“Damn you ‘Departures’!”
Yes, that was the refrain heard from coast to coast Sunday night as the little Japanese Foreign Film entry that could upset perennial favorites “The Class” and “Waltz for Bashir” in a night that was pretty much a ride on the “Slumdog MIllionaire” train. And yes, I got it wrong with just about everyone else (save some very lucky and happy peeps at U.S. distributor Regent Releasing).
As for the rest of the winers, your fastidious prognosticator didn’t do too badly in his picks nailing 18 out of 24. What did I blow?
Winner: “The Dark Knight”
Lame Excuse: We all know that the Academy has little respect for their animated film nominees, but who knew they had almost zero when it comes to actually awarding statues?
Predix: “The Dark Knight”
Winner: “Slumdog Millionaire”
Lame Excuse: Listen, I love “Slumdog,” it made my top five films of the year, but Sound Mixing? Seriously? This is the result of members just look over the nominees and telling themselves, “Geez, I just loved that ‘Slumdog Millionaire.’ I want to vote for it again even though I have no idea whether it even qualifies for this category.” Like, “Titanic” a decade before it, “Slumdog” won a number of statues it really didn’t deserve.
DOCUMENTARY SHORT SUBJECT
Predix: “The Witness: From the Balcony of Room 306”
Winner: “Smile Pinki”
Lame Excuse: Always a tough call. Usually, even the most studious Oscar historians mostly get this right on blind luck and why you rarely hear of anyone going 24 for 24.
SHORT FILM (ANIMATED)
Winner: “La Maison en Petits Cubes”
Lame Excuse: (1) Sometimes the committee has really bad taste as “Maison” was tedious at best and (2) “Oktapodi” may have just been too short.
BEST SUPPORTING ACTRESS
Predix: Viola Davis, “Doubt”
Winner: Penelope Cruz, “Vicky Cristina Barcelona”
Lame Excuse: I’d heard some members buzzing about Davis and I went with my gut and the fact Cruz hadn’t been able to campaign much since nominations were announced. Sometimes you take a gamble and win and sometimes you take a gamble and you loose. In hindsight, I wouldn’t have changed my pick.
FOREIGN LANGUAGE FILM
Predix: “Waltz with Bashir” – Israel
Winner: “Departures” – Japan
Lame Excuse: None. Barely anyone called this one and that prognosticator said it “may” win. Another case of the Academy’s rules affecting the overall voting. A small number of voters saw all five films as required. If it was a larger pool? “Bashir” or “Class” would have won.
Now, what tough ones did I get right? How about Sean Penn for Best Actor when everybody, Stephen Colbert and their mother were jumping on the Mickey Rourke bandwagon? How about “The Dutchess” for Best Costumes when “Benjamin Button” was the safer choice (Oscar rule: frilly and showy period always beats subtle period)?
So, while this season is over, this blog isn’t going anywhere.

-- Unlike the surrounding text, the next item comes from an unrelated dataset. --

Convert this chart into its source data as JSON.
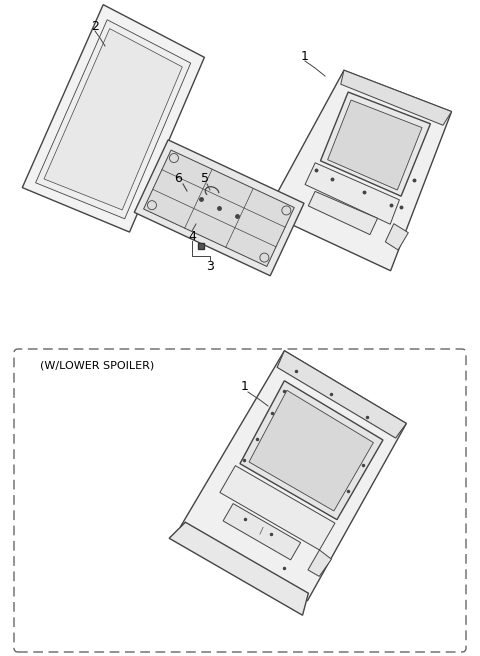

We’ll still drop in on the race for Oscar 2010 as the summer heats up, but look for a rebranded “THE EIC” as we put Awards Campaign on the back burner until thing get kicking again with the Cannes and then Venice, Telluride and Toronto Film Festivals. In the meantime, we’ll look to bring a different take on movies and music from the already fantastic work that Drew McWeeny and Melinda Newman have been doing in HitFix’s Motion/Captured and The Beat Goes On blogs respectively.
Clearly, the drama petered out toward the end of the season with “Slumdog’s” inevitable Best Picture win assured, but there were some great moments along the way. Kate Winslet’s double wins and great speeches at the Golden Globes. Mickey Rourke’s shocking upset of no-show Penn at the Globes. Academy favorite Clint Eastwood’s stunning omission on nomination morning. A wonderful December “Dark Knight” reception when everyone still believed the Academy would get it in before we realized the membership is really just too damn old. The stunning sight of that beautiful Oscar set being lit up as this year’s show began. But, most of all, the memory which will stick with this writer was “Slumdog’s” rapturous Toronto Film Festival premiere last September. As the credits rolled the audience was clapping along to “Jai Ho,” thoroughly surprised at what they had just experienced. A few days later, I remember a journalist saying, “No way the Academy is going to award Best Picture to a movie about some kinds in the slums of India.”
Little did he know that 2009 really is about change. In Washington and Hollywood too.
Keep practicing those Oscar speeches people. It’s only six months till it starts in earnest all over again.